Il est rentré hier. Dès son arrivée, il est venu nous rendre visite à Paul et moi, chargé de cadeaux, comme lorsque nous étions plus jeunes. Il est resté le même. Nous l'avons écouté nous raconter son voyage, ses anecdotes, ses péripéties, l'assommant de questions. Il s'amusait de nous voir si curieux. Il avait l'air heureux. J'attendais un signe, un regard. Au moment de partir, il m'a glissé un petit papier dans la main : "Hôtel l'Ermitage, ch. 127, ce soir 21h". Je triomphais intérieurement, ma patience allait être récompensée. À l'heure dite, je suis allée au rendez-vous, sachant que je ne serai plus la même, que ma vie allait enfin prendre la tournure que j'avais pressentie, sept années auparavant.

Il est presque 7h ce matin. Il est étendu sur le lit et je vais le rejoindre d'ici peu. La nuit a été blanche.
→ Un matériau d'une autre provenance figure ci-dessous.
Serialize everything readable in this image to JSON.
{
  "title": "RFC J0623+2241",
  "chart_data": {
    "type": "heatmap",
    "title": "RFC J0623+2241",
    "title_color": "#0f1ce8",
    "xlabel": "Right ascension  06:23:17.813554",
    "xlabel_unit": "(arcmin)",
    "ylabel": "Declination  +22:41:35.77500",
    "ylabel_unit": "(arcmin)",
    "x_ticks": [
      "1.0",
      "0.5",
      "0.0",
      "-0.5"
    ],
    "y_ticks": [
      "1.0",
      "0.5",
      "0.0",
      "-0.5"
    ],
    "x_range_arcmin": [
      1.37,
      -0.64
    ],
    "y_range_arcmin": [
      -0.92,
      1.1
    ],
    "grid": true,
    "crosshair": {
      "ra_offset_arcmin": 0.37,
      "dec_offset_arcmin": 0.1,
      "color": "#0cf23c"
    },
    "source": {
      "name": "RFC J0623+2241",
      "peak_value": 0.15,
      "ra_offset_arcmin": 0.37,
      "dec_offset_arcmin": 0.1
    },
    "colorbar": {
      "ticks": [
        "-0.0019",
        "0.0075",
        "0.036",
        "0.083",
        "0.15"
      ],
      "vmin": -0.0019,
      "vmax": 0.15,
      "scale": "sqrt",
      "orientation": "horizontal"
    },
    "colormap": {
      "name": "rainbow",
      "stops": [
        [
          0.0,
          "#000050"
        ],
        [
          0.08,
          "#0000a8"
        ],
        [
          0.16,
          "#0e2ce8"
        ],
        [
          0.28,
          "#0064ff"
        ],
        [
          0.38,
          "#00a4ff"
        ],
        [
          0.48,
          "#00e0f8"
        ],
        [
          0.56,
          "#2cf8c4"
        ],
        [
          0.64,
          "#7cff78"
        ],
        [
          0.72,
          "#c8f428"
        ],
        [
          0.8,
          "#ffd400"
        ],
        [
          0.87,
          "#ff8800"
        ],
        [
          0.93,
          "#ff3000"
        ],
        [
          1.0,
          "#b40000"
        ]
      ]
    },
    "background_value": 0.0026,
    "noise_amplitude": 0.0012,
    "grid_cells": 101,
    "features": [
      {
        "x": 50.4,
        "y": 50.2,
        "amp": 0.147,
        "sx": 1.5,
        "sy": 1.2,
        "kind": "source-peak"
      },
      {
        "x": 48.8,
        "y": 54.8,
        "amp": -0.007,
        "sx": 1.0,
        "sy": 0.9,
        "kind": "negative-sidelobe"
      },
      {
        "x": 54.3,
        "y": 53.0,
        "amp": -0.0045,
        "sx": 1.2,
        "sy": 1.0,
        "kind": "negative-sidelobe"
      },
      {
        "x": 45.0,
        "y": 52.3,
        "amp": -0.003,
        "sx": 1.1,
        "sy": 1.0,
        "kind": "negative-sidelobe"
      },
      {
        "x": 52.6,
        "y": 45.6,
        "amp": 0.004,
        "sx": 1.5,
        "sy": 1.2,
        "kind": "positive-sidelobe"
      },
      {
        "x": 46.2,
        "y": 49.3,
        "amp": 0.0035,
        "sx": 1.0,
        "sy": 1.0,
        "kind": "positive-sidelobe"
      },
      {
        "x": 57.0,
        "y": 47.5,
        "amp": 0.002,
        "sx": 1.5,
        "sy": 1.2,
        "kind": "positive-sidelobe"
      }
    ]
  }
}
Nous avons parlé toute la nuit dans cette petite chambre où il est forcé de loger. Ses parents, tout comme moi, n'ont pas accepté l'aveu de son homosexualité. J'ai eu beau tenter par tous les moyens de lui faire reconnaitre la vérité, de lui faire comprendre qu'il se trompait, qu'il m'aimait moi, depuis longtemps, il n'a pas voulu m'entendre. Il n'a cessé de me répéter qu'il n'avait pas choisi, qu'il avait lutté, cherché des réponses, en vain. Il avait fini par s'accepter comme il était, je devais en faire de même. C'était impossible qu'il m'ait fait venir jusqu'ici pour me rejeter. Tous les sentiments refoulés depuis tant d'années ont débordé ce soir, violemment. Poussée par une haine viscérale, je me suis jetée sur lui et je l'ai frappé, tant que j'ai pu. Il a bien essayé de me maîtriser mais ma force, décuplée par ma rancœur a eu raison de lui. Il est tombé contre le rebord de la table. Le mince filet de sang qui a séché sur sa tempe ne lui a rien ôté de sa beauté. En fouillant dans son sac à dos, j'ai trouvé une photo de lui et d'un homme qui semble plus âgé. Je l'ai déchirée. Dans une petite pochette, se trouvaient des somnifères. Ils sont près de moi au moment où je vous écris. Dans quelques minutes, j'irai le retrouver, là où il est désormais.